"To promote educational, cultural and social exchange ... between international students and members of ... Harvard" is the main goal of the Harvard University International Students' Association (HUISA), which held its first annual board elections last Wednesday night.
The election was brief as only seven HUISA members ran for the seven available posts. Rafi Ahmed, Ramani A. Aiyer, Henri Gillet, Mary T. Lynch, Felix Twaalhoven '79, Salim Walji and John D. Weston '80 will take over next year from the present governing board, which was appointed last November by Faculty advisers Archie C. Epps, dean of students, and Jennifer Stephens, director of the International Office.
Started in the fall of 1975, HUISA did not sponsor many activities because the students involved were reluctant to commit their time, Kalani S. Brady '77, HUISA's treasurer, said.
Last spring, the association members wrote a constitution, and in November the International Students Office started to assist them.
The organization still has problems in stimulating participation, according to members. Only 20 people attended the election.
Brady said he hopes to generate further interest in HUISA this spring. HUISA will tentatively sponsor the showing of two films, a luncheon lecture series, excursions to local museums, displays in the university libraries, and a Hawaiian-style "luau."

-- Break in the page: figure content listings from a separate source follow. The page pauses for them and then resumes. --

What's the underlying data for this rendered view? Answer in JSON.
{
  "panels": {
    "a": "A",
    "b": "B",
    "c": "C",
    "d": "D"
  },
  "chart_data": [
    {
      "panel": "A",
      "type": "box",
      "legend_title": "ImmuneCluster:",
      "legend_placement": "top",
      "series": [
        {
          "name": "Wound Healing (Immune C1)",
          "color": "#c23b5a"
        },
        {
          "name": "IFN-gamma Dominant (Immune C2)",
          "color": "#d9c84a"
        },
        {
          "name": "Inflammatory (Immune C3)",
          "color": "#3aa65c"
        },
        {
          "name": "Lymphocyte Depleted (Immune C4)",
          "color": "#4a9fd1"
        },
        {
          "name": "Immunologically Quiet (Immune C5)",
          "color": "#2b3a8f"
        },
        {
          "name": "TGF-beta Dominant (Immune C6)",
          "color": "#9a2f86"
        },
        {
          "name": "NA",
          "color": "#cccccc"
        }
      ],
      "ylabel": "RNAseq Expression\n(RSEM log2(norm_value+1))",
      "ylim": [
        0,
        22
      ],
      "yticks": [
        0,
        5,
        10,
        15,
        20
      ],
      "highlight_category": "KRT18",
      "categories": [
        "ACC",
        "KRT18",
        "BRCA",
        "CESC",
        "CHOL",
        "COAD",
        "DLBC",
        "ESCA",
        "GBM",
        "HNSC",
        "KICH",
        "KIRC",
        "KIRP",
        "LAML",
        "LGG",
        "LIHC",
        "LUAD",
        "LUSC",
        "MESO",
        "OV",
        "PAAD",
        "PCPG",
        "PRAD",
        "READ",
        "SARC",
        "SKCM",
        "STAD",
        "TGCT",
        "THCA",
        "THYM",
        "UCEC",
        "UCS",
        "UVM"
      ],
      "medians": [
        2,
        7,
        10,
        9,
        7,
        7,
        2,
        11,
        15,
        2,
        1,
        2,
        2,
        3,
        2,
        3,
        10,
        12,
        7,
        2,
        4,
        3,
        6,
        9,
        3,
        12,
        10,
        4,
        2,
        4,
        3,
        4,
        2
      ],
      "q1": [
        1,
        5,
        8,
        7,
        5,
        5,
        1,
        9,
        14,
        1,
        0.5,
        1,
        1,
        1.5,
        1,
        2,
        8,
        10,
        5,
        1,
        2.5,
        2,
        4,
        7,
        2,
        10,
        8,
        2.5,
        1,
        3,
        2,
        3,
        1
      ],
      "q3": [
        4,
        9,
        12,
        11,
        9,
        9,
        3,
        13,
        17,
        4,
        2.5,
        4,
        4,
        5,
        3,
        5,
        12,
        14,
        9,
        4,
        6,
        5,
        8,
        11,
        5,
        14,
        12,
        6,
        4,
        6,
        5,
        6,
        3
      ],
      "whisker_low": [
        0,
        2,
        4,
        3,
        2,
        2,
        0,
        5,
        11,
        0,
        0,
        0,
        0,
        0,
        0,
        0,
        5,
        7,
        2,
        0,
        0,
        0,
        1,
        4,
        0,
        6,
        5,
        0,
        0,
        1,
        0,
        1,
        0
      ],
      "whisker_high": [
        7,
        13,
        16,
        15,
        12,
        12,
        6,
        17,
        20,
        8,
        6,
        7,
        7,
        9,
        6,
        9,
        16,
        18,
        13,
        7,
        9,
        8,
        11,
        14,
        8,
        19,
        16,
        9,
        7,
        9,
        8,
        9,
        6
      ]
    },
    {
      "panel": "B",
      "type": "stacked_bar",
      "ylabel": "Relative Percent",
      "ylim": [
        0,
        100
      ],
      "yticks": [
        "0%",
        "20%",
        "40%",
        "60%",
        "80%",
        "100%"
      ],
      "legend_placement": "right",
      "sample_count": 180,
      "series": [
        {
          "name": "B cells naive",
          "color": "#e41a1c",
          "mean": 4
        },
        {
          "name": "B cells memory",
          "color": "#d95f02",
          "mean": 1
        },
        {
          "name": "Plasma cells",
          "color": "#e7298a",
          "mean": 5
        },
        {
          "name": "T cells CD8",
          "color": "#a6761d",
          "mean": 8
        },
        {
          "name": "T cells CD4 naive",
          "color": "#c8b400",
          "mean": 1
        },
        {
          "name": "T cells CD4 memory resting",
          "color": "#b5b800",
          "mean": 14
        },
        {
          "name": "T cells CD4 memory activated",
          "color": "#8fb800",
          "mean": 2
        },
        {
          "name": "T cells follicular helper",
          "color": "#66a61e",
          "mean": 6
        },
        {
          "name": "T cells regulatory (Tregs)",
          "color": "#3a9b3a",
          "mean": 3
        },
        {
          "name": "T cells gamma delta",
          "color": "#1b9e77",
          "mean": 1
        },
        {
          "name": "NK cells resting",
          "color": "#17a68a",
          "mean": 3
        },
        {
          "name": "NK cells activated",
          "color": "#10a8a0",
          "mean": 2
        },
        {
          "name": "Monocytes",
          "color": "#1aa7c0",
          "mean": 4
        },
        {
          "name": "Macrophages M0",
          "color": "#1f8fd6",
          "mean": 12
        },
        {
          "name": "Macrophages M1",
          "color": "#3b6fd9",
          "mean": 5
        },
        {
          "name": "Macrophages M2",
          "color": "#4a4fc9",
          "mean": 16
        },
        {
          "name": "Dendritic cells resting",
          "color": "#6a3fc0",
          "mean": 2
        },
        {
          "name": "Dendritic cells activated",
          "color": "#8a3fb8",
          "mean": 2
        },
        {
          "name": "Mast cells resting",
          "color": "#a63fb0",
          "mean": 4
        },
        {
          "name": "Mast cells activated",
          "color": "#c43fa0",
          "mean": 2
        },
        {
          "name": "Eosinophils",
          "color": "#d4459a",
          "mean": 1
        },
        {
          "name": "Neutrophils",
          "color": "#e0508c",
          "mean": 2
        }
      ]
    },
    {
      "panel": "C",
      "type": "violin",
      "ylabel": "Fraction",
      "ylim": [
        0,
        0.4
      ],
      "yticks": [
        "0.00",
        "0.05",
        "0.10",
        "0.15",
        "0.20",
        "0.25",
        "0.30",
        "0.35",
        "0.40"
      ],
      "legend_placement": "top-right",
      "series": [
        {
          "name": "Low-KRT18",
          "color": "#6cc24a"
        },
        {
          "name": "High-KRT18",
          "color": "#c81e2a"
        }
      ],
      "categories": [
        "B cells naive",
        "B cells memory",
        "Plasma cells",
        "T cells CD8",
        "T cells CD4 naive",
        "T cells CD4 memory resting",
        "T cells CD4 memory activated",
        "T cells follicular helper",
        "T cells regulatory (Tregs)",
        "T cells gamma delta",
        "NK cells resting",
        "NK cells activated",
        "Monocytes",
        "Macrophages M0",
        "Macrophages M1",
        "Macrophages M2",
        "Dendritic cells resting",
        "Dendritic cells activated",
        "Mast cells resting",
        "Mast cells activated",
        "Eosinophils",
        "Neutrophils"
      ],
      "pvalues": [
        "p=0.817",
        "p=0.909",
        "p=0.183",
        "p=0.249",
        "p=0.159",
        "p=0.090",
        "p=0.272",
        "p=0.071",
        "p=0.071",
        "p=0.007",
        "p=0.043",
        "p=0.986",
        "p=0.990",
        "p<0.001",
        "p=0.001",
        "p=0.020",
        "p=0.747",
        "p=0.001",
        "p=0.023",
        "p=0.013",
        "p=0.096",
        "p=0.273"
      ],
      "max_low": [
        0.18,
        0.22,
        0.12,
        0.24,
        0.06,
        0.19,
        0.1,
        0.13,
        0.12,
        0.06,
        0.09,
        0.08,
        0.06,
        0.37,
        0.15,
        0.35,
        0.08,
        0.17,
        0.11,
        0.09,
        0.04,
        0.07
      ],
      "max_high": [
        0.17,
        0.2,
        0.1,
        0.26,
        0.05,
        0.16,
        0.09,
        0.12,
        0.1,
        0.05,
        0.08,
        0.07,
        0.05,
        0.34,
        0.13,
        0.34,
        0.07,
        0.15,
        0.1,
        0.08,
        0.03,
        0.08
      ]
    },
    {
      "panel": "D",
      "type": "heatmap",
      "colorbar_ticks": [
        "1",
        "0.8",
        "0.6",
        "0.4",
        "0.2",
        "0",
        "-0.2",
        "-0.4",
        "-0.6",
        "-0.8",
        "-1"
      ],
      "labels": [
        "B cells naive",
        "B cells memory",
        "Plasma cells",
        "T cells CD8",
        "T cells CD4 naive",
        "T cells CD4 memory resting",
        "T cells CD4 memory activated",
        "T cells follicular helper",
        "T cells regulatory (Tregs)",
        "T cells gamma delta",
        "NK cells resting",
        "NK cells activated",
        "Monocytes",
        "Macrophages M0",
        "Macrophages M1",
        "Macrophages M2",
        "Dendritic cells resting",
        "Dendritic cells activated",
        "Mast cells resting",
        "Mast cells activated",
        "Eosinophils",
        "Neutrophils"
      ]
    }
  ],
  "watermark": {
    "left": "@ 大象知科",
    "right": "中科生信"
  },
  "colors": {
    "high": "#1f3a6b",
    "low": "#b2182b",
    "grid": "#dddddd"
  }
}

Nur O. Yalman, the third faculty adviser for HUISA, underlined the need for the organization, referring to the large number of foreign students at Harvard. Over 1300 graduate students and almost 300 undergraduates represent 103 countries at Harvard.
Epps said he hopes the organization will "provide a welcome for incoming international students and a focus for international studies."
Students who were interviewed support a more active HUISA.
"I am very pleased," said John A. Bacquie '80, of Jamaica. "I hope it will take the form of something structured," he added.
Linda E. Berzin '80, a French citizen, said she is "very excited" about the concept of HUISA. "When I arrived at Harvard, I sort of lost touch with the international world," she said.
Brooks P. Newmark '80, of England, said he liked HUISA's ideas and added, "A bunch of international students can give a lot to each other and to the University."